Después despabilar con el agua caliente de la ducha, me dirigí a comer algo antes de irme a trabajar. El ver mi mamá y a mi hermano levantados antes que yo no era una sorpresa; él debía ir a la universidad y ella seguramente se había despertado para hacerle el desayuno a mi papá y despedirse de él. Tenía entendido que debía ir a una conferencia en Seattle. Como abogado, solía viajar seguido, en ocasiones se llevaba a mi madre con él, usualmente si el viaje iba a ser largo y ella no tenía ningún plan, pero según avisó ahora no estaría más de un par de días fuera. Eso me provocó algo de nostalgia, porque acostumbraba a darle un beso de despedida al menos.

Mi hermano se encontraba instalado en la mesa cuando lo saludé con la mano.

—¿Qué hay? —preguntó, con la vista pegada en el celular que tenía entre las manos—. Oye, ¿tú andabas merodeando anoche? Papá dijo que cuando se levantó la lámpara estaba encendida y... ¡Mierda! —exclamó, abriendo mucho los ojos al fijarse en mi rostro—. ¿Te fuiste de fiesta o qué?

Lo miré con cara de pocos amigos.

Cuando mamá llegó hasta donde estábamos nosotros —con dos platos de huevos fritos, tocino y panqueques—, también abrió los ojos con asombro al verme.
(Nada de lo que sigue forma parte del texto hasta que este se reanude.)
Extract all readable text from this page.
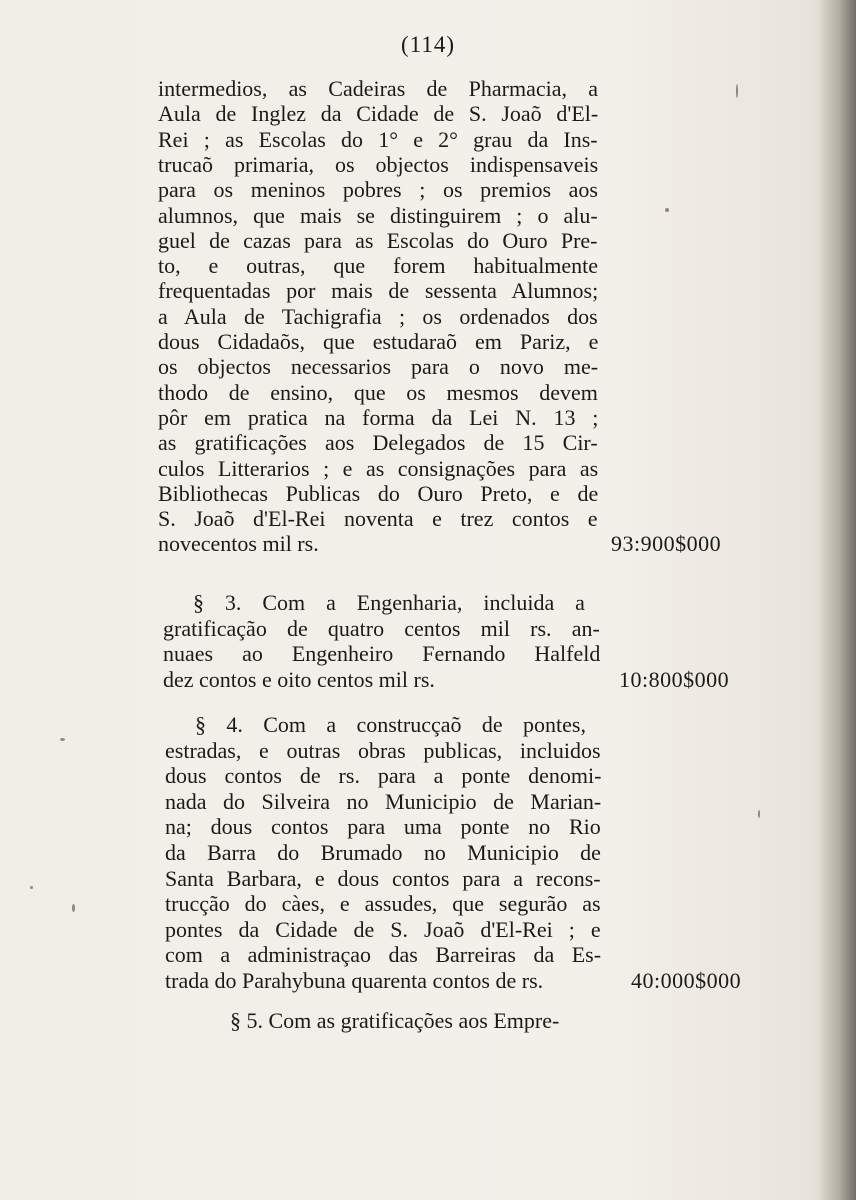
(114)
intermedios, as Cadeiras de Pharmacia, a
Aula de Inglez da Cidade de S. Joaõ d'El-
Rei ; as Escolas do 1° e 2° grau da Ins-
trucaõ primaria, os objectos indispensaveis
para os meninos pobres ; os premios aos
alumnos, que mais se distinguirem ; o alu-
guel de cazas para as Escolas do Ouro Pre-
to, e outras, que forem habitualmente
frequentadas por mais de sessenta Alumnos;
a Aula de Tachigrafia ; os ordenados dos
dous Cidadaõs, que estudaraõ em Pariz, e
os objectos necessarios para o novo me-
thodo de ensino, que os mesmos devem
pôr em pratica na forma da Lei N. 13 ;
as gratificações aos Delegados de 15 Cir-
culos Litterarios ; e as consignações para as
Bibliothecas Publicas do Ouro Preto, e de
S. Joaõ d'El-Rei noventa e trez contos e
novecentos mil rs.	93:900$000
§ 3. Com a Engenharia, incluida a
gratificação de quatro centos mil rs. an-
nuaes ao Engenheiro Fernando Halfeld
dez contos e oito centos mil rs.	10:800$000
§ 4. Com a construcçaõ de pontes,
estradas, e outras obras publicas, incluidos
dous contos de rs. para a ponte denomi-
nada do Silveira no Municipio de Marian-
na; dous contos para uma ponte no Rio
da Barra do Brumado no Municipio de
Santa Barbara, e dous contos para a recons-
trucção do càes, e assudes, que segurão as
pontes da Cidade de S. Joaõ d'El-Rei ; e
com a administraçao das Barreiras da Es-
trada do Parahybuna quarenta contos de rs.	40:000$000
§ 5. Com as gratificações aos Empre-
—¡Cariño! —exclamó con clara alarma—. ¿Estás bien? ¿Qué te pasó?

«Sí, pasó algo. Me está pasando algo», quise responderle. Pero ella me habría preguntado por detalles, y entonces me quedaría en blanco. Porque ¿qué podía decirle? ¿Que estaba teniendo pesadillas como una niña chica y que me sentía observada estando sola en casa? Mi propia madre hubiera creído que estaba empezando a volverme loca. Y no tenía el menor deseo de ir a un psiquiatra.
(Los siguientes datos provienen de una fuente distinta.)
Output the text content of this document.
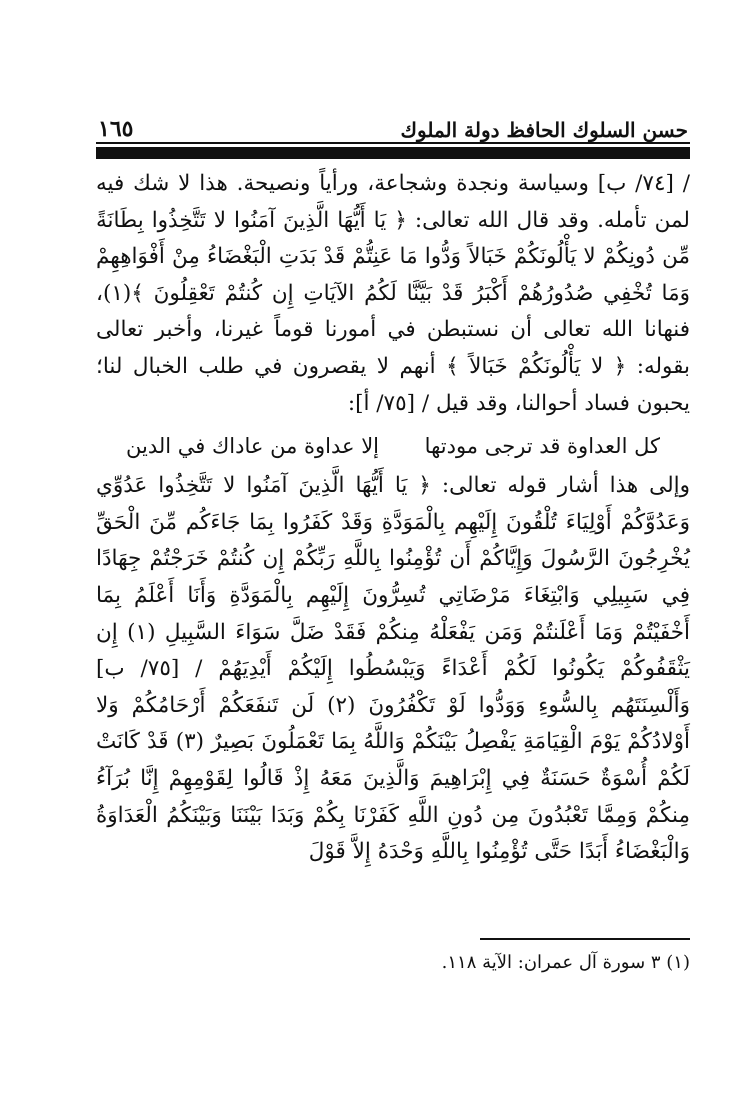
١٦٥	حسن السلوك الحافظ دولة الملوك

/ [٧٤/ ب] وسياسة ونجدة وشجاعة، ورأياً ونصيحة. هذا لا شك فيه لمن تأمله. وقد قال الله تعالى: ﴿ يَا أَيُّهَا الَّذِينَ آمَنُوا لا تَتَّخِذُوا بِطَانَةً مِّن دُونِكُمْ لا يَأْلُونَكُمْ خَبَالاً وَدُّوا مَا عَنِتُّمْ قَدْ بَدَتِ الْبَغْضَاءُ مِنْ أَفْوَاهِهِمْ وَمَا تُخْفِي صُدُورُهُمْ أَكْبَرُ قَدْ بَيَّنَّا لَكُمُ الآيَاتِ إِن كُنتُمْ تَعْقِلُونَ ﴾(١)، فنهانا الله تعالى أن نستبطن في أمورنا قوماً غيرنا، وأخبر تعالى بقوله: ﴿ لا يَأْلُونَكُمْ خَبَالاً ﴾ أنهم لا يقصرون في طلب الخبال لنا؛ يحبون فساد أحوالنا، وقد قيل / [٧٥/ أ]:

كل العداوة قد ترجى مودتها
إلا عداوة من عاداك في الدين

وإلى هذا أشار قوله تعالى: ﴿ يَا أَيُّهَا الَّذِينَ آمَنُوا لا تَتَّخِذُوا عَدُوِّي وَعَدُوَّكُمْ أَوْلِيَاءَ تُلْقُونَ إِلَيْهِم بِالْمَوَدَّةِ وَقَدْ كَفَرُوا بِمَا جَاءَكُم مِّنَ الْحَقِّ يُخْرِجُونَ الرَّسُولَ وَإِيَّاكُمْ أَن تُؤْمِنُوا بِاللَّهِ رَبِّكُمْ إِن كُنتُمْ خَرَجْتُمْ جِهَادًا فِي سَبِيلِي وَابْتِغَاءَ مَرْضَاتِي تُسِرُّونَ إِلَيْهِم بِالْمَوَدَّةِ وَأَنَا أَعْلَمُ بِمَا أَخْفَيْتُمْ وَمَا أَعْلَنتُمْ وَمَن يَفْعَلْهُ مِنكُمْ فَقَدْ ضَلَّ سَوَاءَ السَّبِيلِ (١) إِن يَثْقَفُوكُمْ يَكُونُوا لَكُمْ أَعْدَاءً وَيَبْسُطُوا إِلَيْكُمْ أَيْدِيَهُمْ / [٧٥/ ب] وَأَلْسِنَتَهُم بِالسُّوءِ وَوَدُّوا لَوْ تَكْفُرُونَ (٢) لَن تَنفَعَكُمْ أَرْحَامُكُمْ وَلا أَوْلادُكُمْ يَوْمَ الْقِيَامَةِ يَفْصِلُ بَيْنَكُمْ وَاللَّهُ بِمَا تَعْمَلُونَ بَصِيرٌ (٣) قَدْ كَانَتْ لَكُمْ أُسْوَةٌ حَسَنَةٌ فِي إِبْرَاهِيمَ وَالَّذِينَ مَعَهُ إِذْ قَالُوا لِقَوْمِهِمْ إِنَّا بُرَآءُ مِنكُمْ وَمِمَّا تَعْبُدُونَ مِن دُونِ اللَّهِ كَفَرْنَا بِكُمْ وَبَدَا بَيْنَنَا وَبَيْنَكُمُ الْعَدَاوَةُ وَالْبَغْضَاءُ أَبَدًا حَتَّى تُؤْمِنُوا بِاللَّهِ وَحْدَهُ إِلاَّ قَوْلَ

(١) ٣ سورة آل عمران: الآية ١١٨.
Negué con la cabeza, regalándole una sonrisa.

—Solo pasé una mala noche —mentí.

Sus ojos castaños estudiaron mi rostro con cuidado, pero finalmente se limitó a asentir y se sentó a nuestro lado. Ignoré cómo mi hermano bromeaba diciendo que me parecía a un mapache, y engullí mi desayuno en silencio hasta terminarlo. Antes de marcharme, le pregunté a mi madre si es que tenía píldoras para dormir. No había considerado esa opción antes porque yo siempre he detestado ingerir pastillas, pero ya no podía soportarlo más.

Me sentía demasiado cansada.

Anthony salió de la casa al mismo tiempo que yo. Tuve que admitir que lo miré con cierta envidia cuando le vi irse en su flamante jeep rojo a la Universidad Estatal de Portland. Aunque yo también sabía conducir, pero cuando nuestros padres nos ofrecieron un auto a cada uno decliné porque sentía que era un gasto ridículamente inmenso, considerando que al único lugar al que iba era mi trabajo. Mi hermano, en cambio, tenía una vida social muy activa y, por ende, lo necesitaría más. En momentos como este, cuando no quería tomar el transporte público, me arrepentía. A veces solía creer que la mayoría de las decisiones que tomaba en la vida eran erróneas.

Caminé arrastrando los pies por la acera hasta llegar al paradero del autobús que me acercaba al Monette's Coffee, el sitio donde trabajaba. Me hubiera encantado dormir un poco en el trayecto, pero el viaje no era tan largo y temí pasar de largo. Inclusive, si me levantaba más temprano, podía llegar a pie; pero significaría reducir mis horas de sueño y eso era lo que menos quería ahora.